Now let me back up a bit, and tell you why a lot of people would find that particular film inspirational, and let me first start with this: The Dad in this little story was not a bad guy, not at all. In fact, he’s a real guy. The man who wrote and produced the short film, Bobby Rubio, was taking from his own experience to create what he hoped would be a film about acceptance. AND yes, I think ultimately on some level it is. But mostly I think this still falls into the limiting “awareness” category.
What’s the difference you might ask? “Autism Awareness” is often about alerting neurotypicals to the differences that autistic people experience. Sure, on the surface, that’s good. But it is also much more about pathology, mostly focused on a cure, or a “fix.” Or even worse than that, it’s meant to make you pity autistic people’s parents. Not autistic people, but the families that are “burdened” by autistic children. “Autism Awareness” is about tolerance. And to be tolerated, you must first be an object of irritation, anger, or worse, even hatred. How does that sound to you? Does that feel good?

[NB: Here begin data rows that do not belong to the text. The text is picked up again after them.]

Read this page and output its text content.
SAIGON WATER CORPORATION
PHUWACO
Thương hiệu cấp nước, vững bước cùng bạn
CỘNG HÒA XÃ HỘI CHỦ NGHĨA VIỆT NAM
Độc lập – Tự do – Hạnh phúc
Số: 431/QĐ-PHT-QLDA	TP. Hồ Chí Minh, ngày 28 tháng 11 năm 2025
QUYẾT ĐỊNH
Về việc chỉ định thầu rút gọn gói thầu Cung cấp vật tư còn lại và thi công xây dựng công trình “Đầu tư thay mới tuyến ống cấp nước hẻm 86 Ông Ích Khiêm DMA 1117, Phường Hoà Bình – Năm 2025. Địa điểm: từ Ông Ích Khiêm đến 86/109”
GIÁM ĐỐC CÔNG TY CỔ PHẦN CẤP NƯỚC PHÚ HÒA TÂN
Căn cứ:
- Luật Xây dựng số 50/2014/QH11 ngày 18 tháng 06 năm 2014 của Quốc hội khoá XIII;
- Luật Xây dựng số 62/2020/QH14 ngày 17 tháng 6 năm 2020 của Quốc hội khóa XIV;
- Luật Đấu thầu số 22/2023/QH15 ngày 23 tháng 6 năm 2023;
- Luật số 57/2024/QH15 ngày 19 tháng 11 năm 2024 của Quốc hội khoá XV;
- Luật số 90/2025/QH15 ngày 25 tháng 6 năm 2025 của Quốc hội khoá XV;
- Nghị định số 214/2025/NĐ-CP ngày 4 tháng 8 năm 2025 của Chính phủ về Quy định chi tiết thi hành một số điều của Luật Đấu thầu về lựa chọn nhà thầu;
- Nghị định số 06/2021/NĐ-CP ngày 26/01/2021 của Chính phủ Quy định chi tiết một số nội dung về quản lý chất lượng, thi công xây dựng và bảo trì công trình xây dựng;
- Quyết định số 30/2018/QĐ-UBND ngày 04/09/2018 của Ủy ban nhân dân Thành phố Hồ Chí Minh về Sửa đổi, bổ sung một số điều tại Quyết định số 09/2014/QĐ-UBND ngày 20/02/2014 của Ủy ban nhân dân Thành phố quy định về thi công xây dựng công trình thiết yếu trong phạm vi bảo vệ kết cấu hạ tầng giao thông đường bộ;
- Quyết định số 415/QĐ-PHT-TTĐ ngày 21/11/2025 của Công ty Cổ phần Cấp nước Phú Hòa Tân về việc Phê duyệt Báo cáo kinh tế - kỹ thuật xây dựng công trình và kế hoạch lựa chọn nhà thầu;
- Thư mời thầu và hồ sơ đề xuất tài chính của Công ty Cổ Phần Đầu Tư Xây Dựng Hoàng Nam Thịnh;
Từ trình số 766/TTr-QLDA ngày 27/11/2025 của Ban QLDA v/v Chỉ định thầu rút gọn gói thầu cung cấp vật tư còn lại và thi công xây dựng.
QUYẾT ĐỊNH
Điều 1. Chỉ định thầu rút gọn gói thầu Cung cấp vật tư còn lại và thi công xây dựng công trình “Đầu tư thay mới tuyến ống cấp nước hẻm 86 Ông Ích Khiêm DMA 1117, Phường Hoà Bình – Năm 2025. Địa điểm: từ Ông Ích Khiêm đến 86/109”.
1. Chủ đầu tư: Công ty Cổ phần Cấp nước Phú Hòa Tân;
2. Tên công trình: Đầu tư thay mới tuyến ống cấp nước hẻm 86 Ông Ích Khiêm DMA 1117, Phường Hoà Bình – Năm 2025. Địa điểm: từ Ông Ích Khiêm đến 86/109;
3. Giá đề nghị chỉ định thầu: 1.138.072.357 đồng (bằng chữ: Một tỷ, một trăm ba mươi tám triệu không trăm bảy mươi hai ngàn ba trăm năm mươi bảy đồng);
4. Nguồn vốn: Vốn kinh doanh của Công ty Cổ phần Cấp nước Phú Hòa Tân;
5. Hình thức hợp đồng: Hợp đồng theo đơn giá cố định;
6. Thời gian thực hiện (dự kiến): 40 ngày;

Do you want to be merely tolerated?
Acceptance is a very different thing. And to be fair to “Float,” in the end the father character is very accepting of his son’s ability. Playing happily with him in the park and not giving a single fuck about who gawks. That is acceptance. “Autism Acceptance” is giving autistic people the respect to know their own minds. Acceptance is allowing autistic people to change, despite the limitations that they may deal with in a society that is built around neurotypicals. Acceptance is about pride and celebration.
And perhaps it is because both my husband and I are neurodiverse that we never even thought to treat our son that way. We have never ever been normal. So the heartache we have in the little prince’s more autistic behavior, is only because he will have to live in a world that does not accept autism. We’ve never wanted him to be normal. We’ve only wanted things to be easier for him. (But who’s life is easy anyway, right?)
Sometimes I know that I really need to give neurotypical parents a break, and I honestly do strive to do so. I understand that parents go through a grieving process when they are told that their children are different. But still, no one has died. Only your perception and assumptions about your child have perished. I think all parents should have such a death. The sooner they stop assuming that their child is exactly like them, the better. They are their own people, different or not.
And again, “Float” definitely gets a lot of things right. Like the general disarray that the house is in? Oh man, is that true. The crayon marks on the ceiling? I think we have those and our kid is gravity bound. The way that people will respond to unexpected behavior in the park. Right on target. Fear, anger, and escape.
But that’s human nature isn’t it? Difference is often associated with danger. And until we stop that association we are always going to get those looks from “normal” families and strangers. Until we accept autistic people as another kind of person, and not a problem for parents, we are all going to sink.